Vivíamos en una residencia de un solo piso, dividida en tres habitaciones y el cuarto de aseo, claramente con su patio, y en frente una cisterna de agua; la puerta era de una madera refinada, aunque ya llevaba consigo unos ligeros recovecos del tiempo, por lo que se tuvo que instalar una puerta de metal que reforzara la seguridad de la entrada; además, se incluyó unas rejas en forma de picos que rodeaban a la vivienda, curiosamente el mismo color aparentemente esmaltado de las rejas, en un inició durante los días más soleados, tenían su reflejo cegador, tiempo después, se fue oxidando.

 La cocina, era lo que encontrábamos al entrar, unos pequeños anaqueles de madera procesada en conjunto con agarraderas de aluminio, el mesón poseía una forma común, es decir, rectangular; el espacio era de casi quince metros de ancho y veinte o veinticinco de largo, incluyendo el patio; en la cocina se encontraba también una mesa de vidrio oscuro, y su soporte negro, en forma de chorizo rebanado o algo por el estilo, lo que le atribuía a la habitación, el papel de sala-comedor, por retrospectiva, en una de las únicas ventanas se encontraba el sillón de tela café, y claro que la ventana poseía, el mismo estilo gótico de las rejas de la entrada.

Las otras dos habitaciones eran la que me pertenecía, en la que encontraba una estantería repleta de libros de antaño, coleccionados por mi madre y mi abuela; un armario café de madera de roble anteriormente esmaltada y con cambios elaborados por el taller que conoce mi madre; una mesita de noche del mismo labor que el armario; y por último, una cama con piezas de madera como base, y un colchón de pocas plazas que a pesar de la descripción, era muy cómodo; a un lado de la mesa de noche, se encontraba un televisor antiguo de esos "rellenos", en los que podíamos observar varias piezas, el cual no tenía control remoto, y poseía sus "juegos" de botones simples.
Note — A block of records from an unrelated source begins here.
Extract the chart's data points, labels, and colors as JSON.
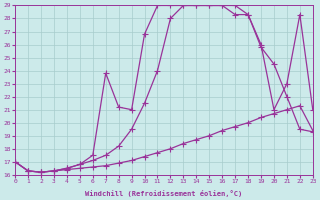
{
  "xlabel": "Windchill (Refroidissement éolien,°C)",
  "xlim": [
    0,
    23
  ],
  "ylim": [
    16,
    29
  ],
  "xticks": [
    0,
    1,
    2,
    3,
    4,
    5,
    6,
    7,
    8,
    9,
    10,
    11,
    12,
    13,
    14,
    15,
    16,
    17,
    18,
    19,
    20,
    21,
    22,
    23
  ],
  "yticks": [
    16,
    17,
    18,
    19,
    20,
    21,
    22,
    23,
    24,
    25,
    26,
    27,
    28,
    29
  ],
  "bg_color": "#cceaea",
  "grid_color": "#a8cccc",
  "line_color": "#993399",
  "line1_x": [
    0,
    1,
    2,
    3,
    4,
    5,
    6,
    7,
    8,
    9,
    10,
    11,
    12,
    13,
    14,
    15,
    16,
    17,
    18,
    19,
    20,
    21,
    22,
    23
  ],
  "line1_y": [
    17.0,
    16.3,
    16.2,
    16.3,
    16.4,
    16.5,
    16.6,
    16.7,
    16.9,
    17.1,
    17.4,
    17.7,
    18.0,
    18.4,
    18.7,
    19.0,
    19.4,
    19.7,
    20.0,
    20.4,
    20.7,
    21.0,
    21.3,
    19.4
  ],
  "line2_x": [
    0,
    1,
    2,
    3,
    4,
    5,
    6,
    7,
    8,
    9,
    10,
    11,
    12,
    13,
    14,
    15,
    16,
    17,
    18,
    19,
    20,
    21,
    22,
    23
  ],
  "line2_y": [
    17.0,
    16.3,
    16.2,
    16.3,
    16.5,
    16.8,
    17.1,
    17.5,
    18.2,
    19.5,
    21.5,
    24.0,
    28.0,
    29.0,
    29.0,
    29.0,
    29.0,
    29.0,
    28.3,
    26.0,
    21.0,
    23.0,
    28.3,
    21.0
  ],
  "line3_x": [
    0,
    1,
    2,
    3,
    4,
    5,
    6,
    7,
    8,
    9,
    10,
    11,
    12,
    13,
    14,
    15,
    16,
    17,
    18,
    19,
    20,
    21,
    22,
    23
  ],
  "line3_y": [
    17.0,
    16.3,
    16.2,
    16.3,
    16.5,
    16.8,
    17.5,
    23.8,
    21.2,
    21.0,
    26.8,
    29.0,
    29.0,
    29.0,
    29.0,
    29.0,
    29.0,
    28.3,
    28.3,
    25.8,
    24.5,
    22.0,
    19.5,
    19.3
  ]
}
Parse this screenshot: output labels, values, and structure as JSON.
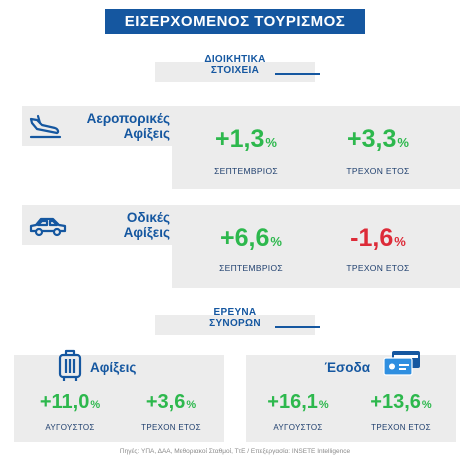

La habitación de mi hermana, por otra parte, correspondía a un dormitorio con una cama algo particular, ya que su base era de una madera complemente negra, tanto como la propia oscuridad en la profundidad del océano, su colchón de dos plazas que con versatilidad permitía que duerman tres personas fácilmente, y también, encontrábamos un moderno televisor de pantalla plana, control remoto, y las definiciones claras y hermosas. 

El patio era atestiguado por un montón de plantas, maleza, flores tales como rosas, amancay, bromelias, orquídeas, aroides, entre otras; y un frondoso árbol mimosa de unos cinco o seis metros de altura y que mis ojos le atribuían algo extraño.

Lo dicho, que vivíamos en esta humilde morada, claramente en un barrio sureño con apariencias sesudas y muy seráfica en Amancay. 

Propiedad que olvidé mencionar, era de mi abuela materna Dolores Collins Alvarado, que, en realidad, no le gustaba mencionar su apellido Collins por desperfectos con su padre, mi bisabuelo, sin embargo, lo menciono para mayor comprensión.